We’ve known for a long time that COPD is way underdiagnosed because people don’t present. When people start to get short of breath, say in their 60s, they blame everything else in the world because they feel like they’re getting older. We end up missing the diagnosis that could have been made earlier.

Q: Can you share how the Temple Healthy Chest Initiative has operationalized this screening model? 

NM: Four or five years ago, we set up a low-dose CT program at Temple and standardized how it would be ordered across the entire health system. We also found early in the days of lung cancer screening, it was really subspecialists that were ordering these things. We made it so that any primary care physician, nurse practitioner or physician assistant could order a low-dose CT scan if their patient met the criteria. 

Since we know many patients should have had spirometry because of their symptoms, we made it an order set so when you order a low-dose CT scan an alert automatically pops up in Epic asking if you want to also order spirometry. It’s simply one extra click.

Q: For health system leaders looking to adopt a similar model, what are the key considerations that they should plan for?

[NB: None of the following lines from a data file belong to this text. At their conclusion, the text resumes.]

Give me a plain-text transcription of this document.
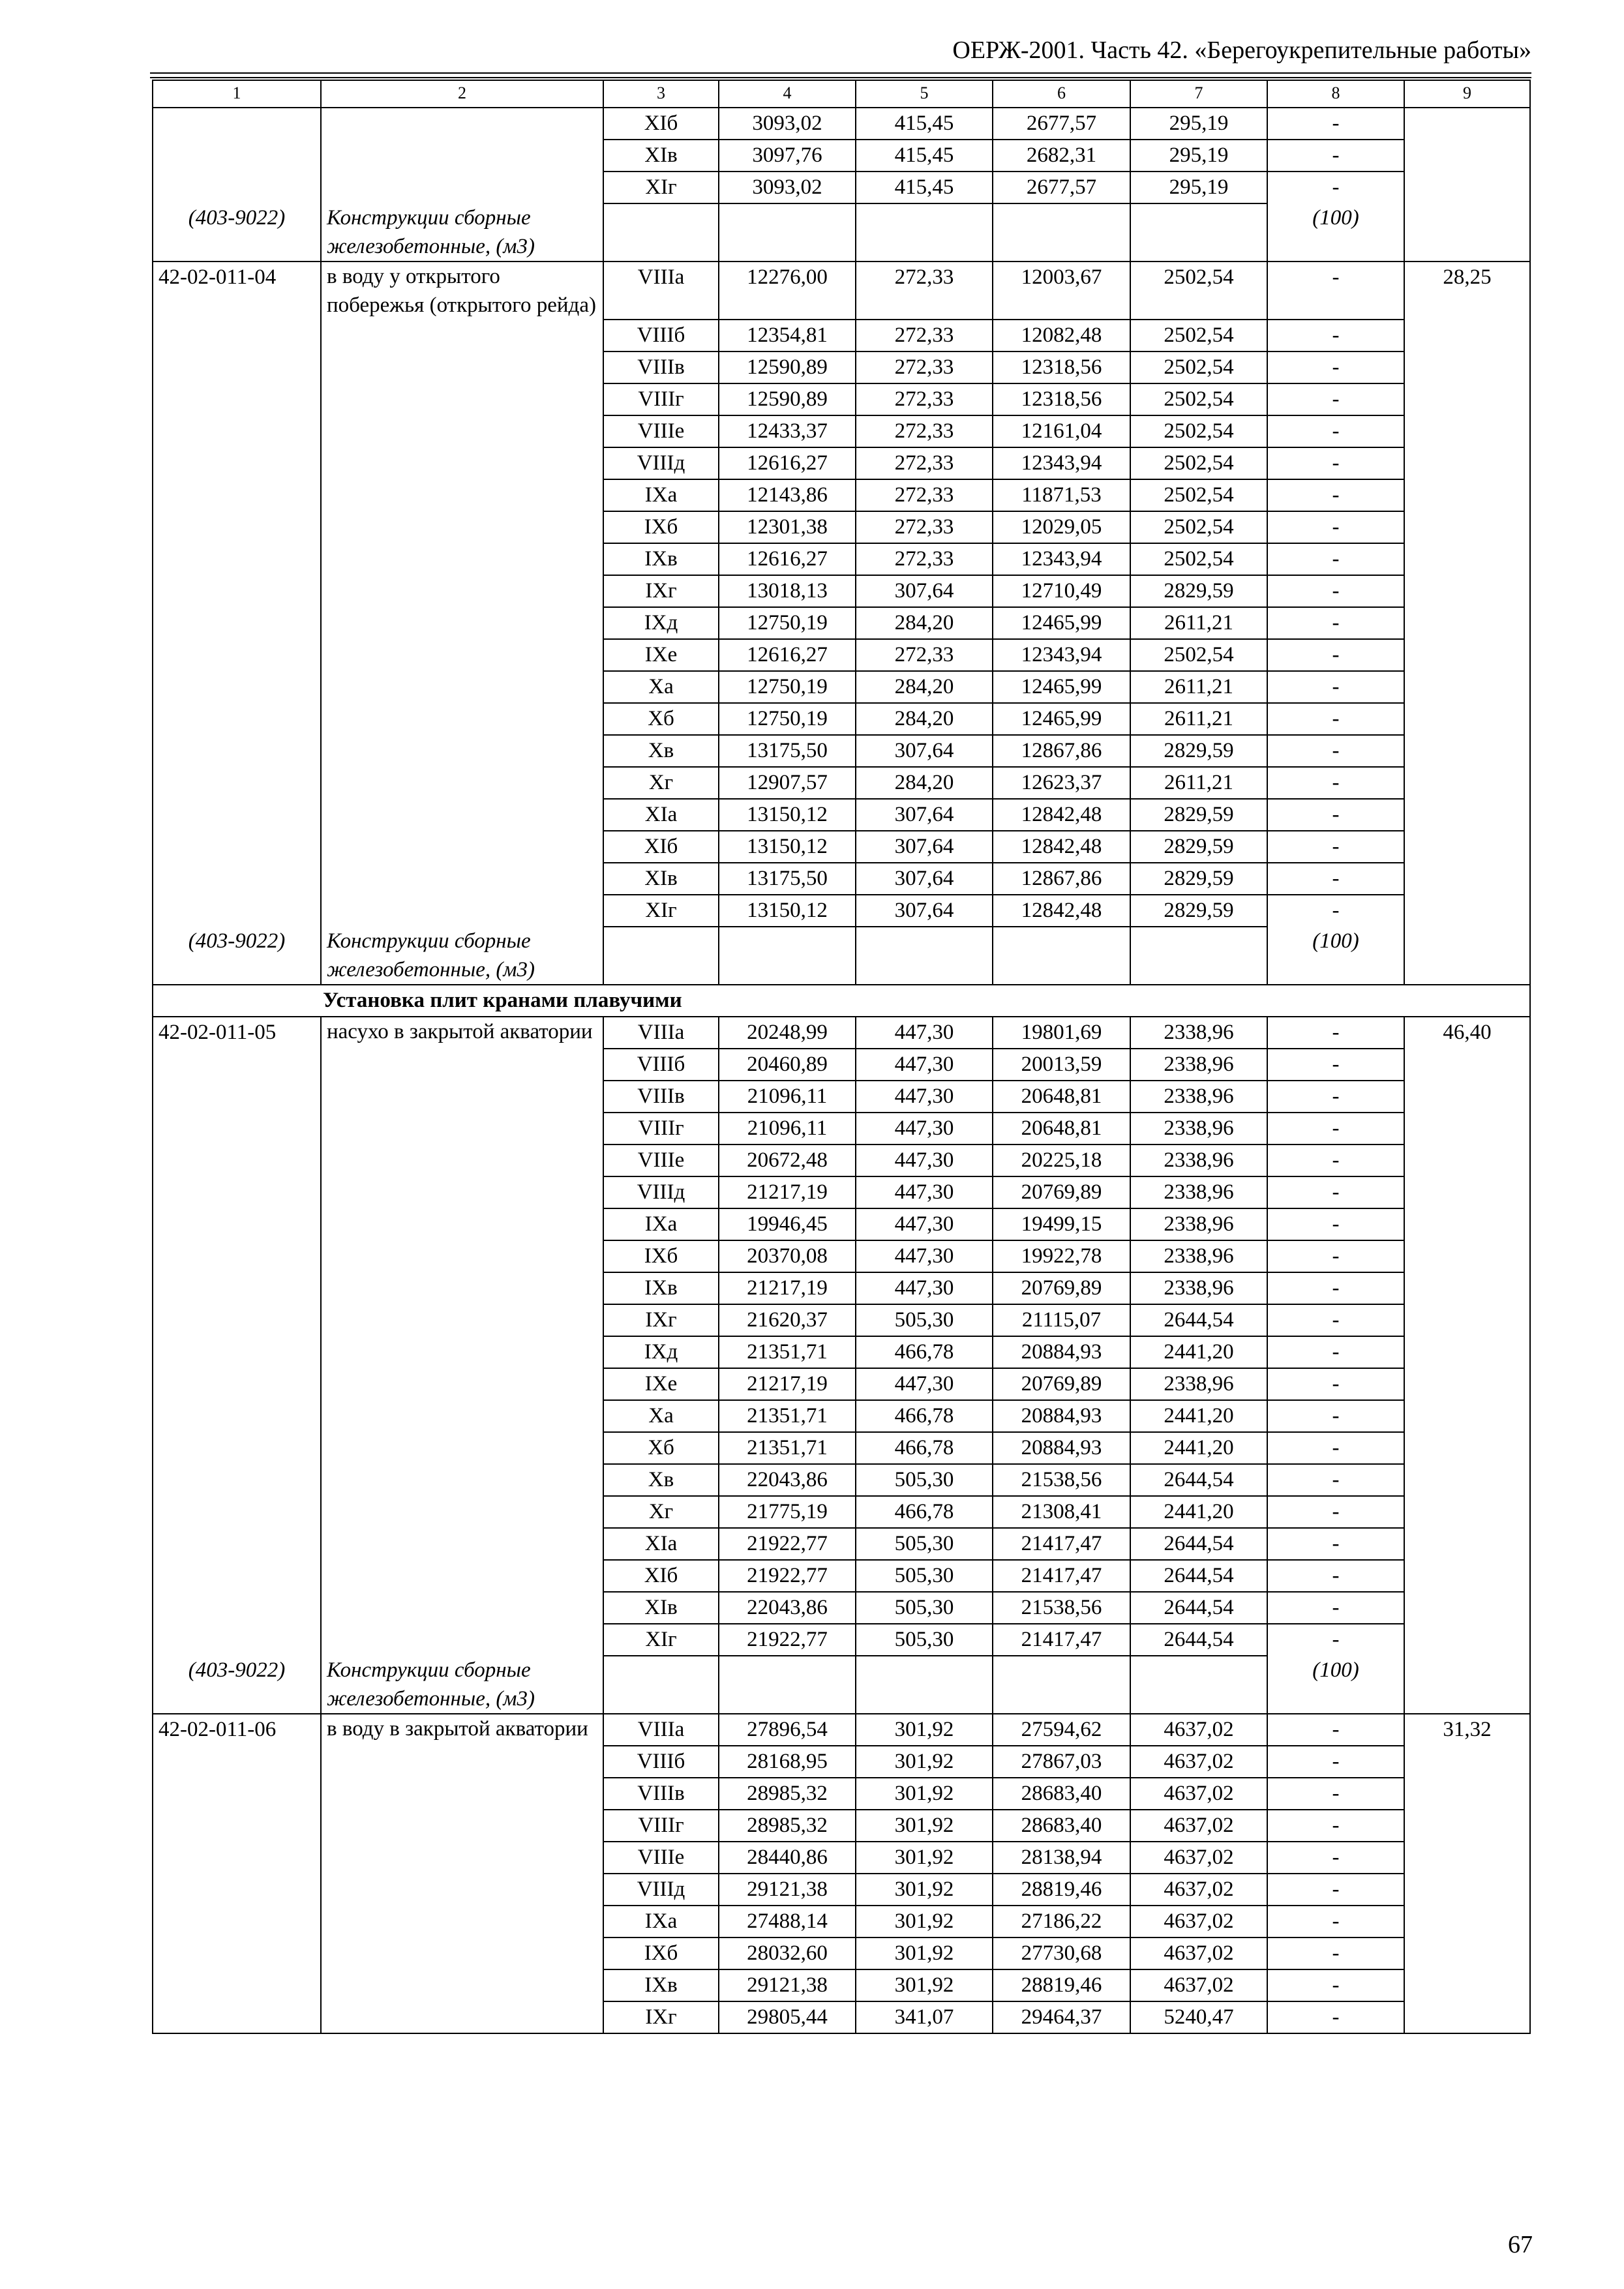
ОЕРЖ-2001. Часть 42. «Берегоукрепительные работы»
1	2	3	4	5	6	7	8	9
		XIб	3093,02	415,45	2677,57	295,19	-	
		XIв	3097,76	415,45	2682,31	295,19	-	
		XIг	3093,02	415,45	2677,57	295,19	-	
(403-9022)	Конструкции сборные железобетонные, (м3)						(100)	
42-02-011-04	в воду у открытого побережья (открытого рейда)	VIIIа	12276,00	272,33	12003,67	2502,54	-	28,25
		VIIIб	12354,81	272,33	12082,48	2502,54	-	
		VIIIв	12590,89	272,33	12318,56	2502,54	-	
		VIIIг	12590,89	272,33	12318,56	2502,54	-	
		VIIIе	12433,37	272,33	12161,04	2502,54	-	
		VIIIд	12616,27	272,33	12343,94	2502,54	-	
		IXа	12143,86	272,33	11871,53	2502,54	-	
		IXб	12301,38	272,33	12029,05	2502,54	-	
		IXв	12616,27	272,33	12343,94	2502,54	-	
		IXг	13018,13	307,64	12710,49	2829,59	-	
		IXд	12750,19	284,20	12465,99	2611,21	-	
		IXе	12616,27	272,33	12343,94	2502,54	-	
		Xа	12750,19	284,20	12465,99	2611,21	-	
		Xб	12750,19	284,20	12465,99	2611,21	-	
		Xв	13175,50	307,64	12867,86	2829,59	-	
		Xг	12907,57	284,20	12623,37	2611,21	-	
		XIа	13150,12	307,64	12842,48	2829,59	-	
		XIб	13150,12	307,64	12842,48	2829,59	-	
		XIв	13175,50	307,64	12867,86	2829,59	-	
		XIг	13150,12	307,64	12842,48	2829,59	-	
(403-9022)	Конструкции сборные железобетонные, (м3)						(100)	
Установка плит кранами плавучими								
42-02-011-05	насухо в закрытой акватории	VIIIа	20248,99	447,30	19801,69	2338,96	-	46,40
		VIIIб	20460,89	447,30	20013,59	2338,96	-	
		VIIIв	21096,11	447,30	20648,81	2338,96	-	
		VIIIг	21096,11	447,30	20648,81	2338,96	-	
		VIIIе	20672,48	447,30	20225,18	2338,96	-	
		VIIIд	21217,19	447,30	20769,89	2338,96	-	
		IXа	19946,45	447,30	19499,15	2338,96	-	
		IXб	20370,08	447,30	19922,78	2338,96	-	
		IXв	21217,19	447,30	20769,89	2338,96	-	
		IXг	21620,37	505,30	21115,07	2644,54	-	
		IXд	21351,71	466,78	20884,93	2441,20	-	
		IXе	21217,19	447,30	20769,89	2338,96	-	
		Xа	21351,71	466,78	20884,93	2441,20	-	
		Xб	21351,71	466,78	20884,93	2441,20	-	
		Xв	22043,86	505,30	21538,56	2644,54	-	
		Xг	21775,19	466,78	21308,41	2441,20	-	
		XIа	21922,77	505,30	21417,47	2644,54	-	
		XIб	21922,77	505,30	21417,47	2644,54	-	
		XIв	22043,86	505,30	21538,56	2644,54	-	
		XIг	21922,77	505,30	21417,47	2644,54	-	
(403-9022)	Конструкции сборные железобетонные, (м3)						(100)	
42-02-011-06	в воду в закрытой акватории	VIIIа	27896,54	301,92	27594,62	4637,02	-	31,32
		VIIIб	28168,95	301,92	27867,03	4637,02	-	
		VIIIв	28985,32	301,92	28683,40	4637,02	-	
		VIIIг	28985,32	301,92	28683,40	4637,02	-	
		VIIIе	28440,86	301,92	28138,94	4637,02	-	
		VIIIд	29121,38	301,92	28819,46	4637,02	-	
		IXа	27488,14	301,92	27186,22	4637,02	-	
		IXб	28032,60	301,92	27730,68	4637,02	-	
		IXв	29121,38	301,92	28819,46	4637,02	-	
		IXг	29805,44	341,07	29464,37	5240,47	-	
67
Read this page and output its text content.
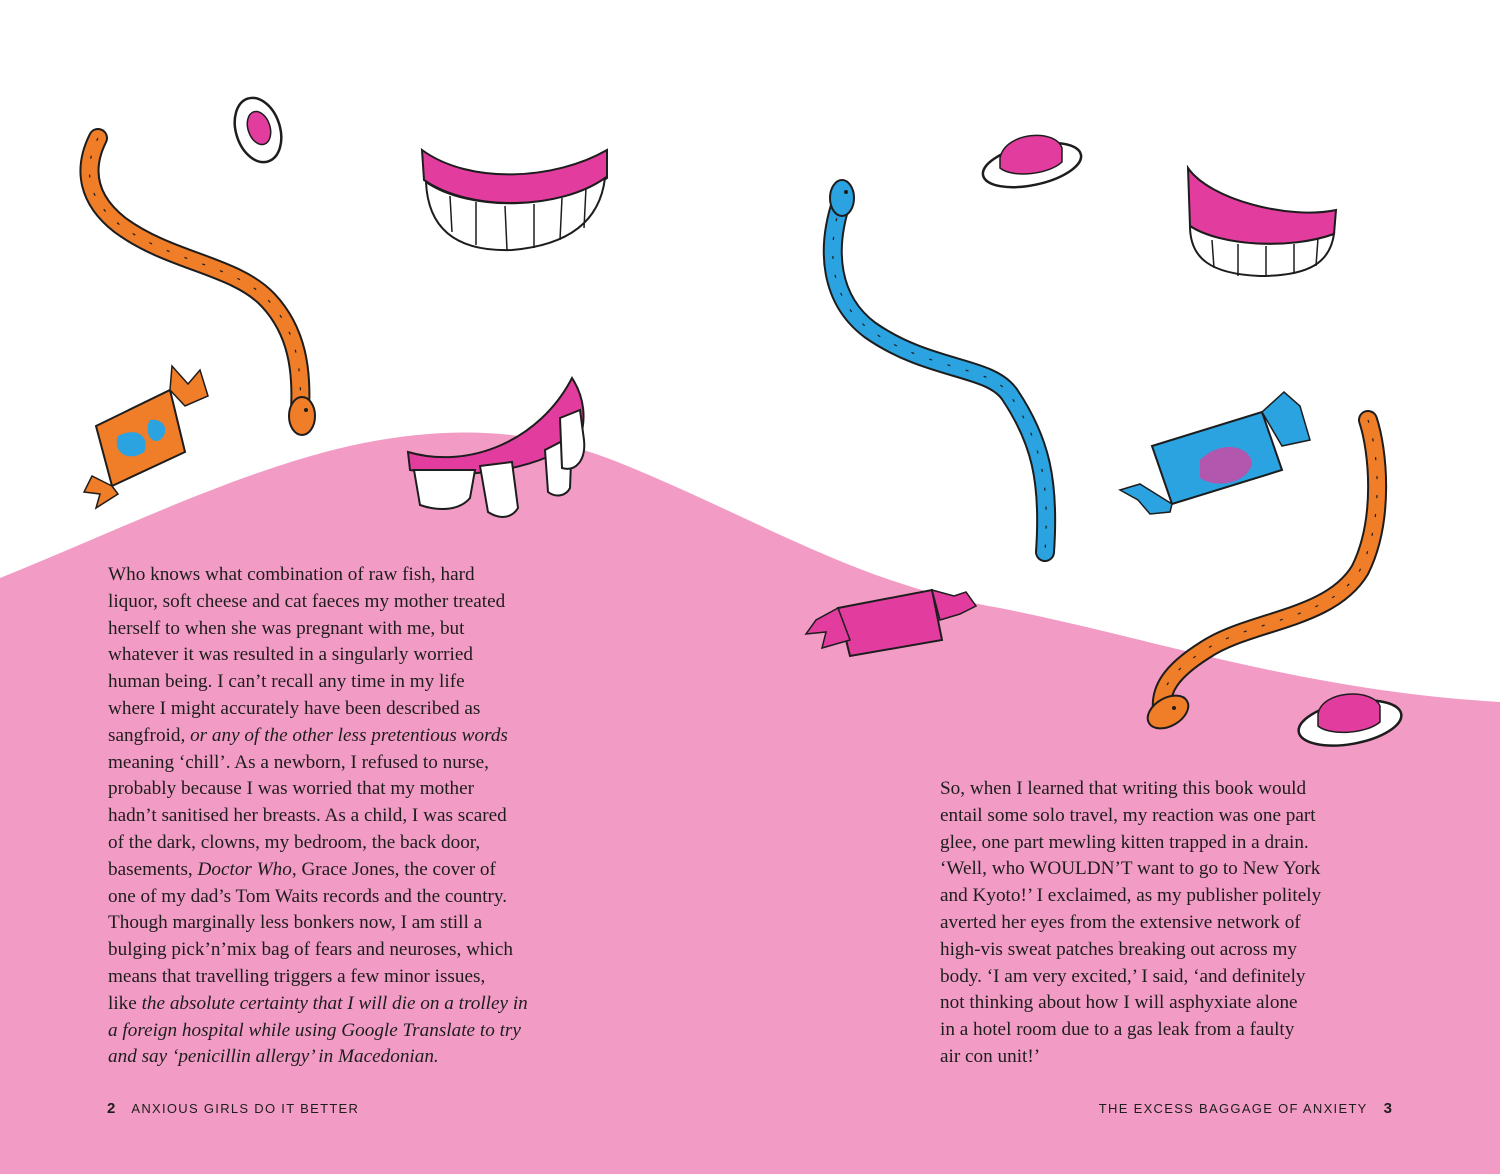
Who knows what combination of raw fish, hard
liquor, soft cheese and cat faeces my mother treated
herself to when she was pregnant with me, but
whatever it was resulted in a singularly worried
human being. I can’t recall any time in my life
where I might accurately have been described as
sangfroid, or any of the other less pretentious words
meaning ‘chill’. As a newborn, I refused to nurse,
probably because I was worried that my mother
hadn’t sanitised her breasts. As a child, I was scared
of the dark, clowns, my bedroom, the back door,
basements, Doctor Who, Grace Jones, the cover of
one of my dad’s Tom Waits records and the country.
Though marginally less bonkers now, I am still a
bulging pick’n’mix bag of fears and neuroses, which
means that travelling triggers a few minor issues,
like the absolute certainty that I will die on a trolley in
a foreign hospital while using Google Translate to try
and say ‘penicillin allergy’ in Macedonian.
So, when I learned that writing this book would
entail some solo travel, my reaction was one part
glee, one part mewling kitten trapped in a drain.
‘Well, who WOULDN’T want to go to New York
and Kyoto!’ I exclaimed, as my publisher politely
averted her eyes from the extensive network of
high-vis sweat patches breaking out across my
body. ‘I am very excited,’ I said, ‘and definitely
not thinking about how I will asphyxiate alone
in a hotel room due to a gas leak from a faulty
air con unit!’
2 ANXIOUS GIRLS DO IT BETTER	THE EXCESS BAGGAGE OF ANXIETY 3
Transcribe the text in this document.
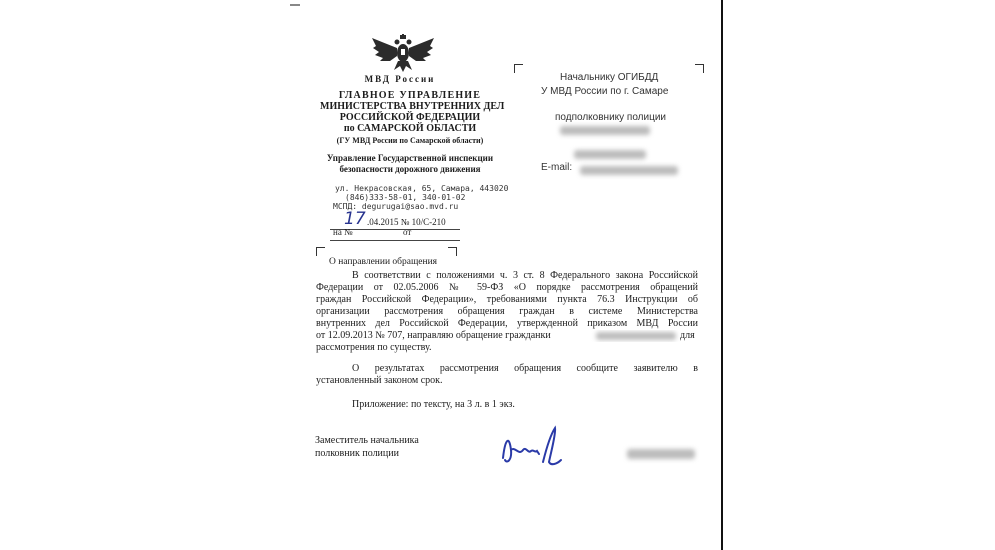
МВД России
ГЛАВНОЕ УПРАВЛЕНИЕ
МИНИСТЕРСТВА ВНУТРЕННИХ ДЕЛ
РОССИЙСКОЙ ФЕДЕРАЦИИ
по САМАРСКОЙ ОБЛАСТИ
(ГУ МВД России по Самарской области)
Управление Государственной инспекции
безопасности дорожного движения
ул. Некрасовская, 65, Самара, 443020
(846)333-58-01, 340-01-02
МСПД: degurugai@sao.mvd.ru
17 .04.2015 № 10/С-210
на №	от
Начальнику ОГИБДД
У МВД России по г. Самаре
подполковнику полиции
E-mail:
О направлении обращения
В соответствии с положениями ч. 3 ст. 8 Федерального закона Российской
Федерации от 02.05.2006 № 59-ФЗ «О порядке рассмотрения обращений
граждан Российской Федерации», требованиями пункта 76.3 Инструкции об
организации рассмотрения обращения граждан в системе Министерства
внутренних дел Российской Федерации, утвержденной приказом МВД России
от 12.09.2013 № 707, направляю обращение гражданки	для
рассмотрения по существу.
О результатах рассмотрения обращения сообщите заявителю в
установленный законом срок.
Приложение: по тексту, на 3 л. в 1 экз.
Заместитель начальника
полковник полиции
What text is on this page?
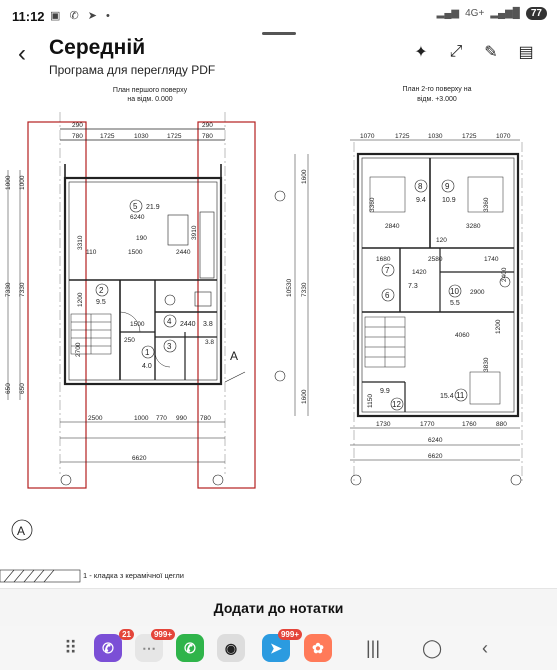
11:12 ▣ ✆ ➤ •	▂▄▆ 4G+ ▂▄▆█	77
‹ Середній
Програма для перегляду PDF
✦ ⤢ ✎ ▤
План першого поверху
на відм. 0.000
План 2-го поверху на
відм. +3.000
290
780	1725	1030	1725
290
780
7330 7330
1000 1000
650 650
6240
3310	190
1500	2440
3910
1200
1500
250
110
2700
3.8
5 21.9
2
9.5
4 2440
1
4.0
3
3.8
A
2500	1000 770 990 780
6620
1070	1725	1030	1725	1070
10530 7330
1600
1600
3360
2840	3280
3360
1680	2580
1420
2900
1740
4060
3830
1200
120
2400
1150
8
9.4
9
10.9
7
6
7.3
10
5.5
11
15.4
12
9.9
1730	1770	1760	880
6240
6620
A
1 - кладка з керамічної цегли
Додати до нотатки
⠿	✆
21
⋯
999+
✆	◉	➤
999+
✿	||| ◯ ‹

NM: It adds complexity and some cost to it, but I would sort of argue that anytime you make something more complex, it is more expensive. But this is something that’s good for patients. It identifies a group that you’ve really got to pay close attention to. Money savings come because if you diagnose cancer or COPD earlier, it can hopefully lead to less hospitalizations and better outcomes for patients, which is going to be good for the bottom dollar of any healthcare institution.

Like most things that are new, lung cancer screening is still, we feel, underutilized. It takes a lot of work from the healthcare system to integrate this into everyday practice, and to make it easy for patients and physicians. That’s the only thing I would ask people to try to do — make screening easier for patients to access, easier for physicians to order and easier for radiologists to utilize interpretations.

Q: Do you think this type of “opportunistic screening” and others like it, will become standard practice in the future? Why?

NM: I do, actually, especially with CT scan imaging. When you do a CT scan of somebody’s chest, you catch the thyroid, the heart, the lungs, the chest wall, the spine, part of the liver, part of the stomach, the entire esophagus. To ignore those things makes zero sense. If you’re spending money for the CAT scan, you might as well utilize every bit of information you can from it to help improve patient care and help improve outcomes.